When Lehman filed for bankruptcy in that fateful week of September 2008, one thing caught everyone's attention: the epic surge in the Fed Reverse Repos originated by "foreign official and international accounts": essentially cash placed at the Fed by foreign institutions in exchange for collateral, primarily in the form of Treasurys, as well as other securities. This is nothing but an immediate cash parking in a 'safe place', which withdraws overall liquidity from the market, and as has been noted elsewhere, serves as an indirect gauge of banking system funding stress. In the week of September 24, this number soared from $46.6 to $93.7 billion, a $44 billion increase, or the single biggest jump in the history of the series. Well, as the chart below demonstrates, what happened with MF Global caught foreign banks, which as we have noted over the past several weeks have been dumping US Treasury and MBS paper, entirely by surprise as they scrambled to withdraw the last traces of available liquidity from the market, and to place as much of it as possible within the safety (and we use the term loosely) of the Fed. In the just released H.4.1 update, foreign Reverse Repos with the Fed soared from $81.3 billion to $124.5 billion, the most ever, and a weekly surge of $43.2 billion, the second largest ever, second only to the Lehman collapse. Furthermore, as noted daily, European banks have been doing precisely that with local cash from non-US subsidiaries, and parking near record amounts with the ECB (today the European central bank disclosed a whopping €253 billion had been deposited with it: just shy of the 2011 high), even as they have been dumping US Treasurys on one hand, and now are forced to repo what little paper they have left with the Fed due to systemic uncertainties in the MF aftermath, one can see why suddenly there was absolutely no liquidity left in the market, and why the meager €3 billion EFSF bond offering, so desperately needed to fund the ongoing Irish bailout and which incidentally is the story of the week, had to be pulled.
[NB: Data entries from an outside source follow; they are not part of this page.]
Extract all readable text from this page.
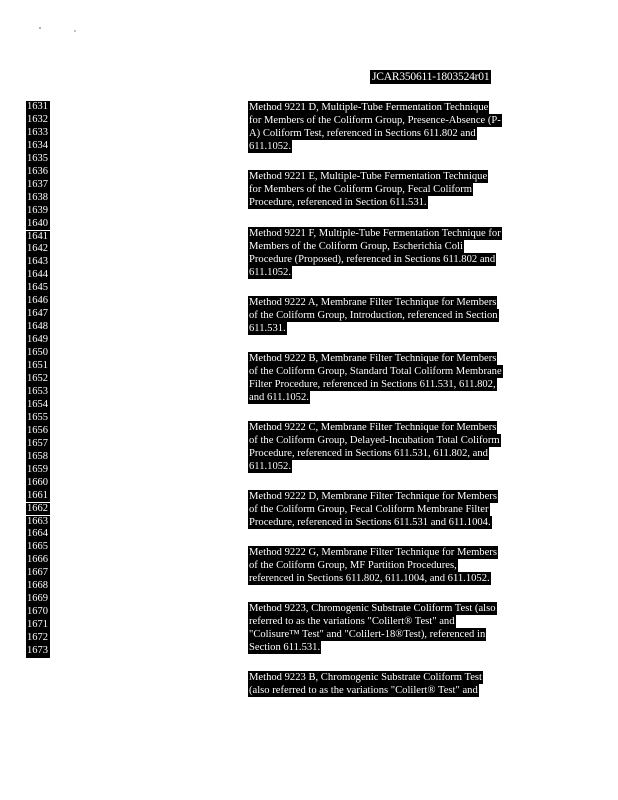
JCAR350611-1803524r01
1631
1632
1633
1634
1635
1636
1637
1638
1639
1640
1641
1642
1643
1644
1645
1646
1647
1648
1649
1650
1651
1652
1653
1654
1655
1656
1657
1658
1659
1660
1661
1662
1663
1664
1665
1666
1667
1668
1669
1670
1671
1672
1673
Method 9221 D, Multiple-Tube Fermentation Technique
for Members of the Coliform Group, Presence-Absence (P-
A) Coliform Test, referenced in Sections 611.802 and
611.1052.
Method 9221 E, Multiple-Tube Fermentation Technique
for Members of the Coliform Group, Fecal Coliform
Procedure, referenced in Section 611.531.
Method 9221 F, Multiple-Tube Fermentation Technique for
Members of the Coliform Group, Escherichia Coli
Procedure (Proposed), referenced in Sections 611.802 and
611.1052.
Method 9222 A, Membrane Filter Technique for Members
of the Coliform Group, Introduction, referenced in Section
611.531.
Method 9222 B, Membrane Filter Technique for Members
of the Coliform Group, Standard Total Coliform Membrane
Filter Procedure, referenced in Sections 611.531, 611.802,
and 611.1052.
Method 9222 C, Membrane Filter Technique for Members
of the Coliform Group, Delayed-Incubation Total Coliform
Procedure, referenced in Sections 611.531, 611.802, and
611.1052.
Method 9222 D, Membrane Filter Technique for Members
of the Coliform Group, Fecal Coliform Membrane Filter
Procedure, referenced in Sections 611.531 and 611.1004.
Method 9222 G, Membrane Filter Technique for Members
of the Coliform Group, MF Partition Procedures,
referenced in Sections 611.802, 611.1004, and 611.1052.
Method 9223, Chromogenic Substrate Coliform Test (also
referred to as the variations "Colilert® Test" and
"Colisure™ Test" and "Colilert-18®Test), referenced in
Section 611.531.
Method 9223 B, Chromogenic Substrate Coliform Test
(also referred to as the variations "Colilert® Test" and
Behold the surge in weekly international reverse repos:

And the total weekly international reverse repo notional: we have a new all time record!

As the chart below shows, Fed reverse repo notionals are a very distinct leading indicator to the inverse performance of European financial stocks. Considering this, it would stand to reason that European banks are set to have some very turbulent upcoming days, as the money which should be in the market and be used to buoy European fin stocks, is far, far away, parked at some server located at Liberty 33.
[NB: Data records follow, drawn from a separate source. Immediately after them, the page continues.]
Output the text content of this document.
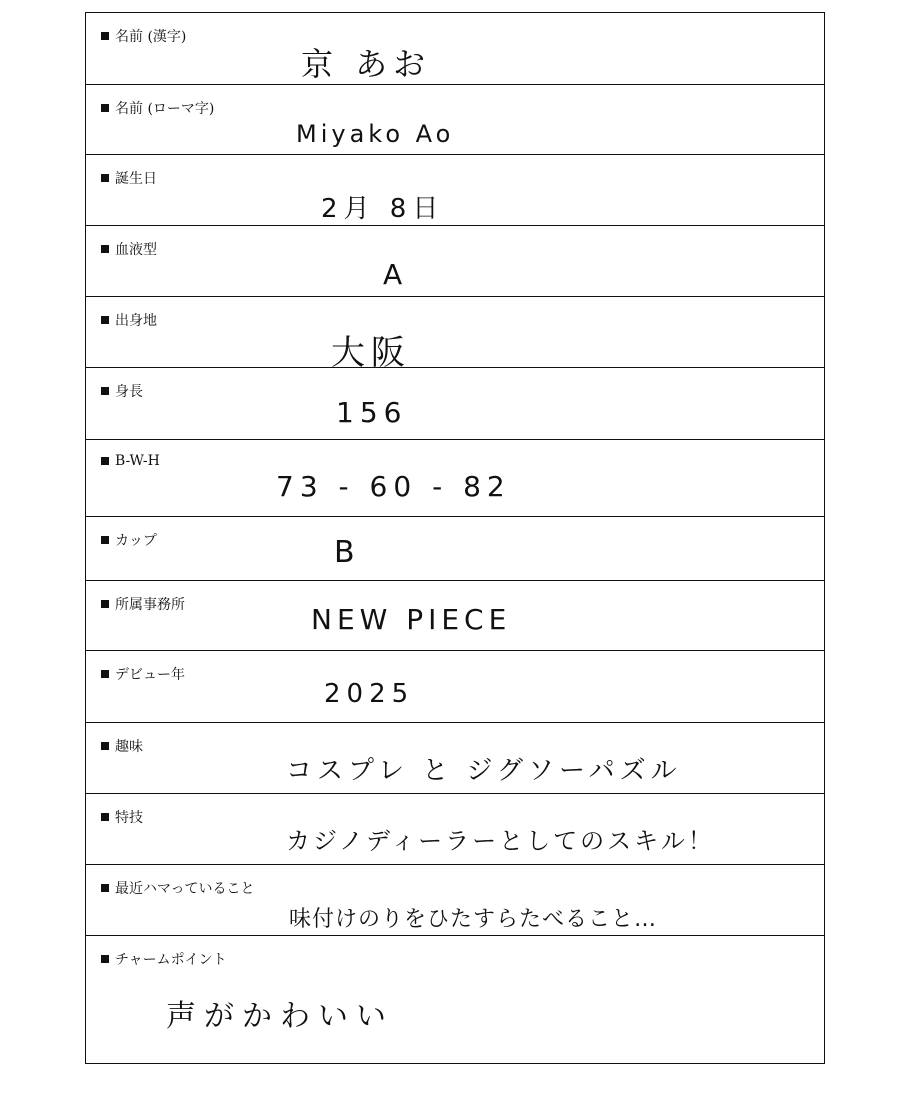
名前 (漢字)
京 あお
名前 (ローマ字)
Miyako Ao
誕生日
2月 8日
血液型
A
出身地
大阪
身長
156
B-W-H
73 - 60 - 82
カップ	B
所属事務所	NEW PIECE
デビュー年
2025
趣味
コスプレ と ジグソーパズル
特技
カジノディーラーとしてのスキル！
最近ハマっていること
味付けのりをひたすらたべること…
チャームポイント
声がかわいい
The moral of the story is that the MF Global bankruptcy happened at the worst possible time. On one hand, European banks have been dumping tens of billions of US Treasurys, yet with the aftermath of this primary dealer bankruptcy, they have had to halt such sales and instead pledge USTs as collateral, thereby completely soaking up all incremental liquidity in the market. Recall that reverse repos are used by the Fed as a liquidity absorbing mechanism.

Which means that, all else equal, the pain for European banks, courtesy of the allegedly criminal mismanagement of the company of one Jon Corzine, is about to hit previously unseen levels.